Since the start of the Colorado’s decadelong drought, Navajo’s operators have worried about the security of their water supply. “We started to see Colorado River runoff drop to levels that no one had seen before,” says Jim Pratt, the manager of generation engineering for Salt River Project, a southwestern water and power utility that owns a major stake in Navajo. Pratt and others calculated that if the drought continued, the power plant’s inlet at Lake Powell would be sucking air by 2005, halting production. Thanks to a few closer-to-normal years of snow and rain, disaster didn’t arrive so quickly. Lucky thing, too, because it took until last December to bore through the local sandstone and install a new inlet on the lake, 45 meters below the original.
The new water tunnel has bought the plant a margin of safety. But if Lake Powell shrinks even more, the plant’s future will again be in peril.

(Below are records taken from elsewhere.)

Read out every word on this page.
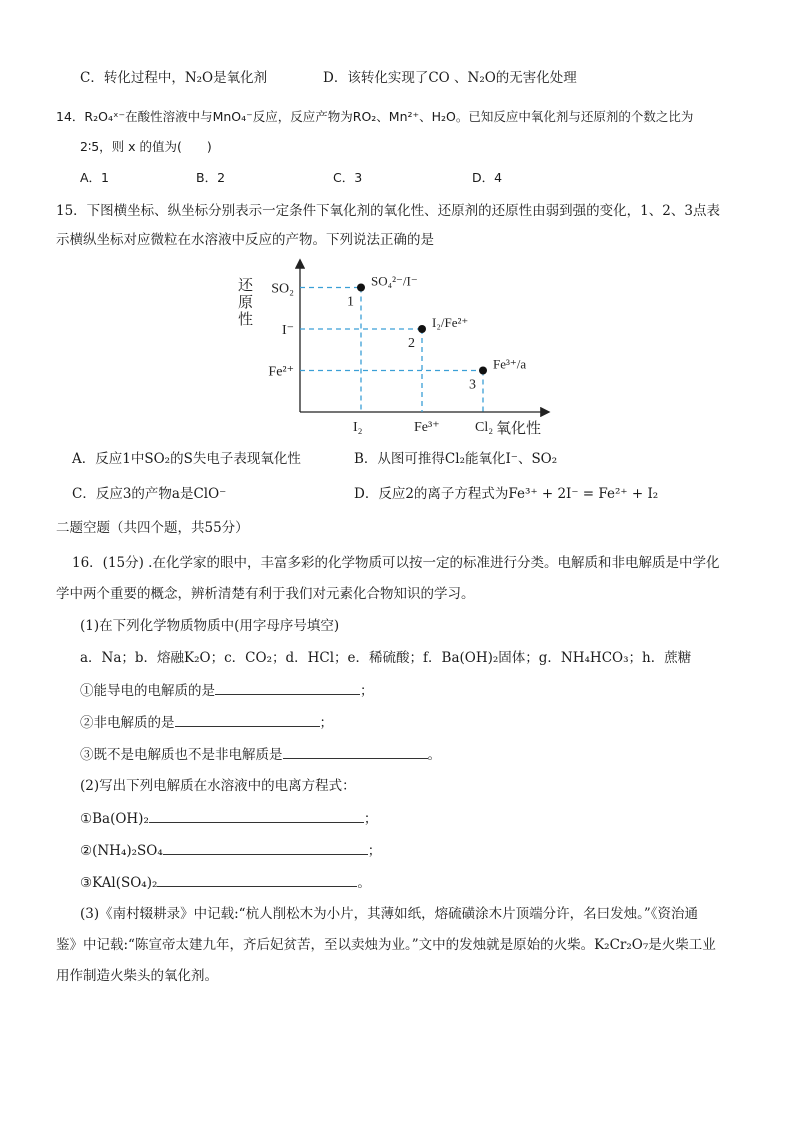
C．转化过程中，N₂O是氧化剂	D．该转化实现了CO 、N₂O的无害化处理
14．R₂O₄ˣ⁻在酸性溶液中与MnO₄⁻反应，反应产物为RO₂、Mn²⁺、H₂O。已知反应中氧化剂与还原剂的个数之比为
2∶5，则 x 的值为(　　)
A．1	B．2	C．3	D．4
15．下图横坐标、纵坐标分别表示一定条件下氧化剂的氧化性、还原剂的还原性由弱到强的变化，1、2、3点表
示横纵坐标对应微粒在水溶液中反应的产物。下列说法正确的是
还原性
氧化性
I₂	Fe³⁺	Cl₂
Fe²⁺
I⁻
SO₂
1
SO₄²⁻/I⁻
2
I₂/Fe²⁺
3
Fe³⁺/a
A．反应1中SO₂的S失电子表现氧化性	B．从图可推得Cl₂能氧化I⁻、SO₂
C．反应3的产物a是ClO⁻	D．反应2的离子方程式为Fe³⁺ + 2I⁻ = Fe²⁺ + I₂
二题空题（共四个题，共55分）
16．(15分) .在化学家的眼中，丰富多彩的化学物质可以按一定的标准进行分类。电解质和非电解质是中学化
学中两个重要的概念，辨析清楚有利于我们对元素化合物知识的学习。
(1)在下列化学物质物质中(用字母序号填空)
a．Na；b．熔融K₂O；c．CO₂；d．HCl；e．稀硫酸；f．Ba(OH)₂固体；g．NH₄HCO₃；h．蔗糖
①能导电的电解质的是	；
②非电解质的是	；
③既不是电解质也不是非电解质是	。
(2)写出下列电解质在水溶液中的电离方程式：
①Ba(OH)₂	；
②(NH₄)₂SO₄	；
③KAl(SO₄)₂	。
(3)《南村辍耕录》中记载:“杭人削松木为小片，其薄如纸，熔硫磺涂木片顶端分许，名曰发烛。”《资治通
鉴》中记载:“陈宣帝太建九年，齐后妃贫苦，至以卖烛为业。”文中的发烛就是原始的火柴。K₂Cr₂O₇是火柴工业
用作制造火柴头的氧化剂。
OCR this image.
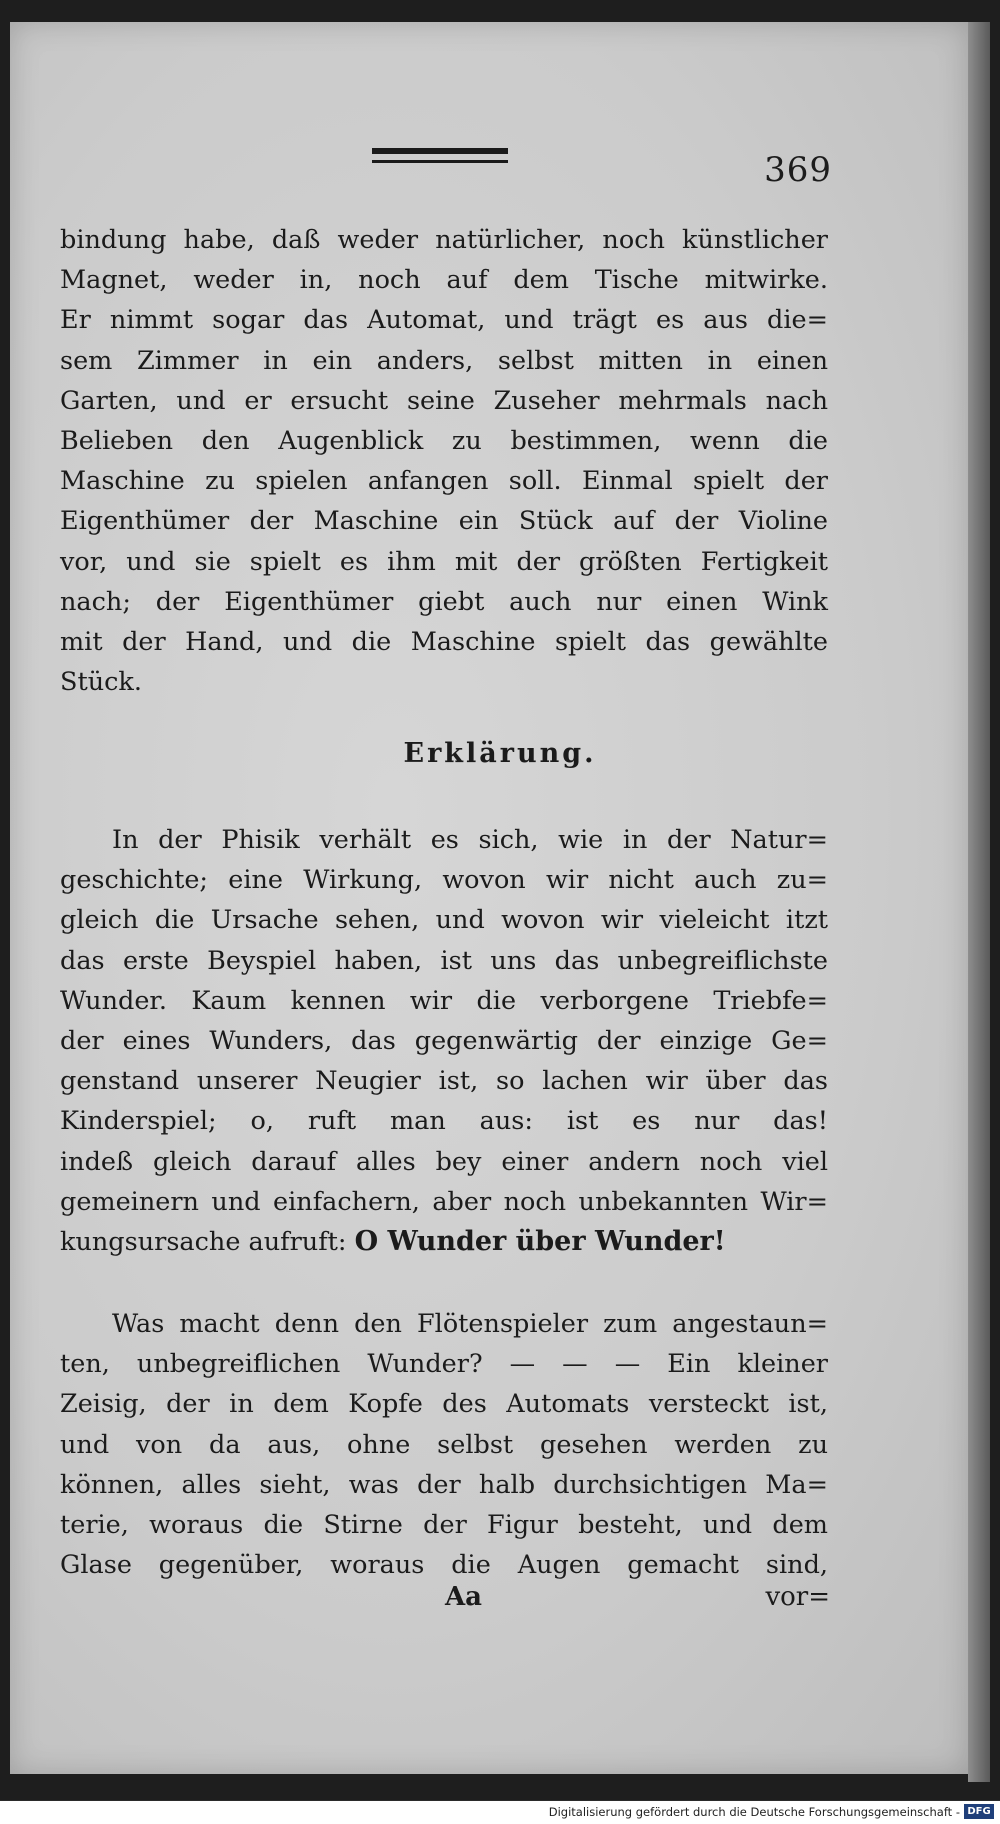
369
bindung habe, daß weder natürlicher, noch künstlicher
Magnet, weder in, noch auf dem Tische mitwirke.
Er nimmt sogar das Automat, und trägt es aus die=
sem Zimmer in ein anders, selbst mitten in einen
Garten, und er ersucht seine Zuseher mehrmals nach
Belieben den Augenblick zu bestimmen, wenn die
Maschine zu spielen anfangen soll. Einmal spielt der
Eigenthümer der Maschine ein Stück auf der Violine
vor, und sie spielt es ihm mit der größten Fertigkeit
nach; der Eigenthümer giebt auch nur einen Wink
mit der Hand, und die Maschine spielt das gewählte
Stück.
Erklärung.
In der Phisik verhält es sich, wie in der Natur=
geschichte; eine Wirkung, wovon wir nicht auch zu=
gleich die Ursache sehen, und wovon wir vieleicht itzt
das erste Beyspiel haben, ist uns das unbegreiflichste
Wunder. Kaum kennen wir die verborgene Triebfe=
der eines Wunders, das gegenwärtig der einzige Ge=
genstand unserer Neugier ist, so lachen wir über das
Kinderspiel; o, ruft man aus: ist es nur das!
indeß gleich darauf alles bey einer andern noch viel
gemeinern und einfachern, aber noch unbekannten Wir=
kungsursache aufruft: O Wunder über Wunder!
Was macht denn den Flötenspieler zum angestaun=
ten, unbegreiflichen Wunder? — — — Ein kleiner
Zeisig, der in dem Kopfe des Automats versteckt ist,
und von da aus, ohne selbst gesehen werden zu
können, alles sieht, was der halb durchsichtigen Ma=
terie, woraus die Stirne der Figur besteht, und dem
Glase gegenüber, woraus die Augen gemacht sind,
Aa	vor=
Digitalisierung gefördert durch die Deutsche Forschungsgemeinschaft - DFG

The reduced hydropower from dams like Hoover and the possible loss of plants like Navajo mean electricity shortages in the West. Engineers at Argonne National Laboratory simulated the effects of drought on the Western grid and found that losing that water would increase electricity costs some $4 billion and leave a shortfall of 161 gigawatt-hours, enough to black out Los Angeles for two days. Electricity bills would rise as much as 34 percent in the summer, and because of the links between electricity and water—such as Navajo’s role in slaking Tucson’s thirst—higher water bills would likely follow.
The Argonne simulations used past droughts as a model, but if some climate models are to be believed, future shortfalls on the Colorado will be much worse. In a 2008 report, Scripps researchers Barnett and Pierce predicted that without intervention, Lake Mead has a 50 percent chance of running dry by 2021. Because the Bureau of Reclamation’s Fulp will do everything in his power to prevent that, Pierce says, the real issue is what measures he will have to resort to.
Barnett and Pierce’s analysis hinged on two main factors. First, human-induced climate change has reduced the amount of snow that feeds the river. That alone may be enough to bankrupt the system within two decades, Barnett says. The second factor has stirred up more controversy. According to several tree-ring studies from the University of Arizona, the river’s flow during the 20th century was higher than it had been during the previous 150 years. So the people who divided up the Colorado River’s water did so during the wettest part of a very wet cycle and mistakenly assumed that naturally occurring water supplies would remain the same. “They’re planning on an average water flow in the Colorado that exists maybe once in a thousand years,” says Barnett. “They’re assuming money in the bank that they do not have.”
Not everyone agrees with the Scripps scientists’ predictions—notably Fulp. But some water managers are listening. “People argue with [Barnett and Pierce’s] assumptions and probabilities,” says Mulroy, who manages the water supply for Las Vegas, which depends on Lake Mead for over 90 percent of its water. “And I say, who cares what the probabilities are? Can you say it’s impossible? And if it’s not impossible, you’d better have a contingency plan.”